Stole data over Net for 3 years, indictment says
From his home in Worcester, he called 911 in Seattle and Georgia, reporting nonexistent crimes that resulted in SWAT teams being dispatched.
He used stolen credit card numbers to shop online, at one point buying a Sony PlayStation 3. He hacked into computer networks at major companies, stealing information and wreaking havoc.
For a teenager, he caused a lot of damage.
Yesterday, the 17-year-old known online as "Dshocker," pleaded guilty in federal court to computer intrusion, interstate threats, and wire fraud.
The teen, who was identified in court papers by his initials, N.H., is expected to be sentenced at a later date, but has agreed to a plea agreement that calls for an 11-month sentence in a juvenile detention facility. As an adult, he could have faced 10 years in prison and a $250,000 fine.
Federal officials would not identify him yesterday. They would not comment on the case, because he is a juvenile.
But a federal indictment alleges Dshocker engaged in computer and wire fraud over a three-year period, terrorizing police departments with scams and computer networks with viruses.
From November 2005 to January 2008 he had controlled "botnets," networks of thousands of computers infected with a malicious software code, according to the indictment. Using the Internet to control the botnets without the knowledge of the machines' owners, he would perform attacks on other computers with the aid of a control server that would command thousands of infected machines to flood other networks with requests, causing them to crash.
Dshocker obtained stolen credit card numbers and purchased items over the Internet. To evade arousing suspicion of credit card companies, he had packages sent to the homes of the card holders whose identities he had stolen. But before the packages arrived at their destinations, a confederate who worked at a major shipping company would reroute the packages to Dshocker's home, the indictment said.

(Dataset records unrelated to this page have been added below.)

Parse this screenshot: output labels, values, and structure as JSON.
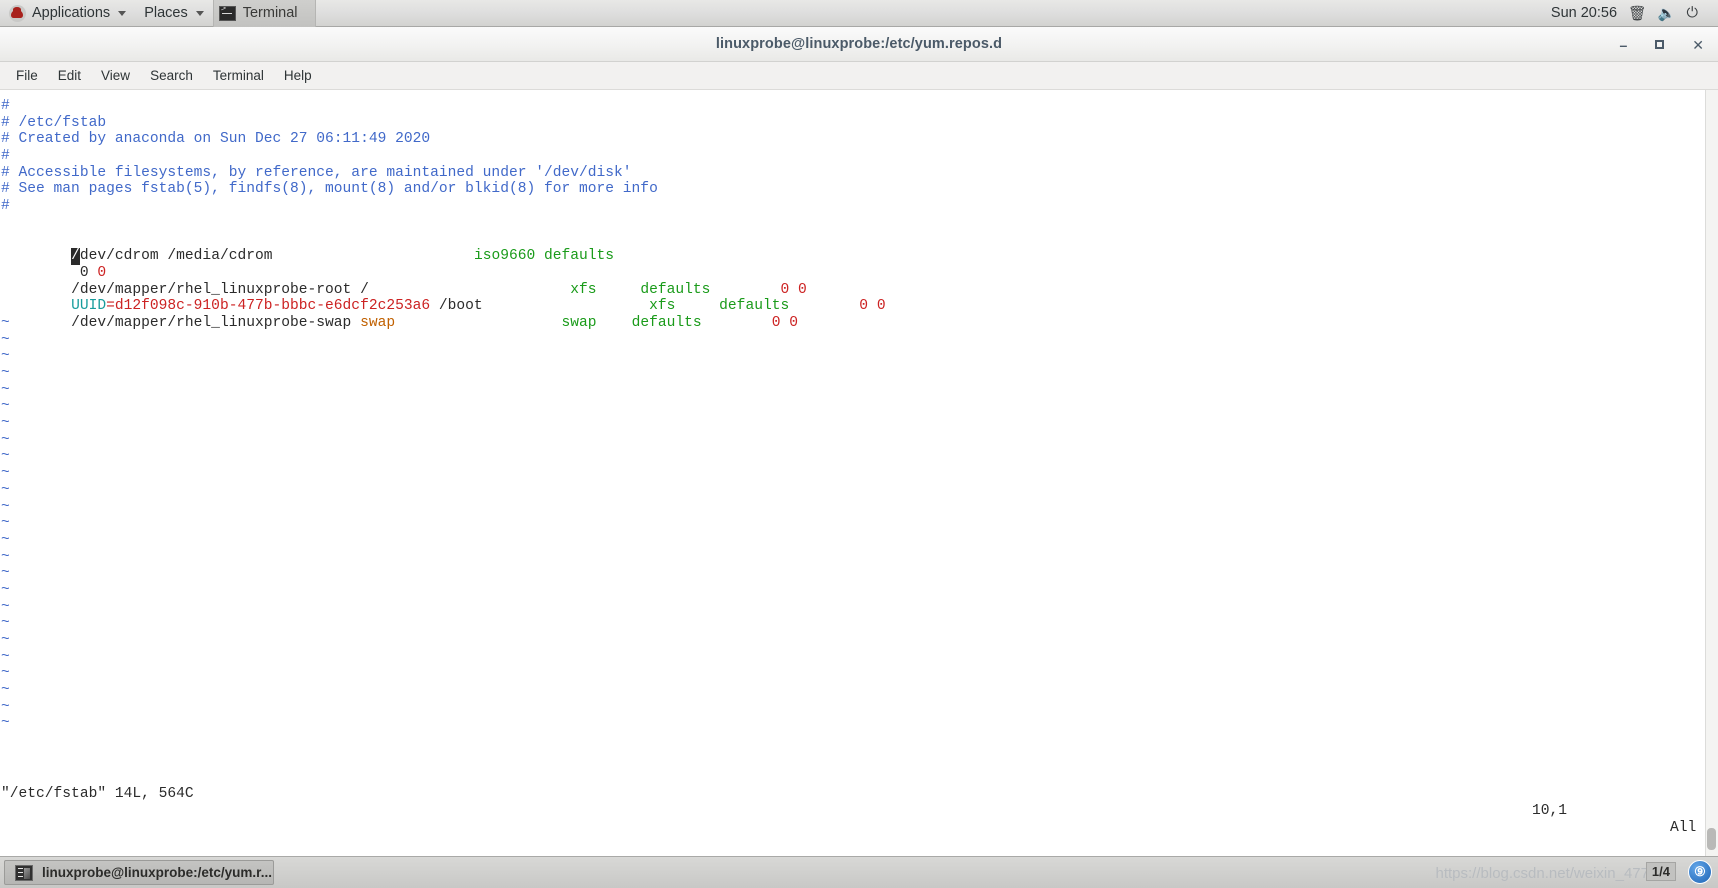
{
  "top_panel": {
    "applications_label": "Applications",
    "places_label": "Places",
    "window_button_label": "Terminal",
    "clock": "Sun 20:56",
    "icons": [
      "redhat-logo-icon",
      "display-icon",
      "volume-icon",
      "power-icon",
      "chevron-down-icon"
    ]
  },
  "window": {
    "title": "linuxprobe@linuxprobe:/etc/yum.repos.d",
    "controls": {
      "minimize": "–",
      "maximize": "",
      "close": "✕"
    },
    "menu": [
      "File",
      "Edit",
      "View",
      "Search",
      "Terminal",
      "Help"
    ]
  },
  "terminal": {
    "comments": [
      "#",
      "# /etc/fstab",
      "# Created by anaconda on Sun Dec 27 06:11:49 2020",
      "#",
      "# Accessible filesystems, by reference, are maintained under '/dev/disk'",
      "# See man pages fstab(5), findfs(8), mount(8) and/or blkid(8) for more info",
      "#"
    ],
    "entries": {
      "cdrom": {
        "cursor_char": "/",
        "device_rest": "dev/cdrom /media/cdrom",
        "spacer1": "                       ",
        "fstype": "iso9660",
        "options": " defaults",
        "wrap_dump_pass": " 0",
        "wrap_pass": " 0"
      },
      "root": {
        "device": "/dev/mapper/rhel_linuxprobe-root /",
        "spacer1": "                       ",
        "fstype": "xfs",
        "spacer2": "     ",
        "options": "defaults",
        "spacer3": "        ",
        "dump": "0",
        "pass": " 0"
      },
      "boot": {
        "uuid_key": "UUID",
        "uuid_value": "=d12f098c-910b-477b-bbbc-e6dcf2c253a6",
        "mount": " /boot",
        "spacer1": "                   ",
        "fstype": "xfs",
        "spacer2": "     ",
        "options": "defaults",
        "spacer3": "        ",
        "dump": "0",
        "pass": " 0"
      },
      "swap": {
        "device": "/dev/mapper/rhel_linuxprobe-swap ",
        "mount": "swap",
        "spacer1": "                   ",
        "fstype": "swap",
        "spacer2": "    ",
        "options": "defaults",
        "spacer3": "        ",
        "dump": "0",
        "pass": " 0"
      }
    },
    "tilde": "~",
    "tilde_count": 25,
    "status": {
      "file_info": "\"/etc/fstab\" 14L, 564C",
      "position": "10,1",
      "scroll_state": "All"
    }
  },
  "taskbar": {
    "window_label": "linuxprobe@linuxprobe:/etc/yum.r...",
    "watermark": "https://blog.csdn.net/weixin_477498",
    "workspace_indicator": "1/4",
    "workspace_badge": "⑨"
  },
  "colors": {
    "comment_blue": "#4169c9",
    "value_green": "#1a9b1a",
    "number_red": "#cc2222",
    "uuid_cyan": "#179c9c",
    "swap_orange": "#c06000",
    "text_dark": "#2b2b2b"
  }
}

From January 2008 to May 2008, he made 911 calls to police departments across the country, reporting bomb threats or that an armed gunman was at a school - hoaxes known as "swatting." To disguise his identity on those calls, he used a process of fooling caller identification equipment with stolen names and phone numbers, known as caller ID spoofing, the indictment said. He obtained addresses and phone numbers for the hoax by hacking into the records of Internet service providers.
Court records said he gained access to corporate computer systems, including the networks of Charter Communications, Road Runner, and Comcast, and would steal information about customers. In one case, he obtained information about software from an unidentified large electronics company and used those data to modify his own cable modem to get free Internet access.
In a written statement, prosecutors denounced the teen's alleged activities as a "serious risk of physical harm" to victims and a disruption of public services.
"Furthermore," the statement said, "the defendant's hacking activities were disruptive to major companies' computer systems, and they wreaked havoc on tens of thousands of computers that were compromised."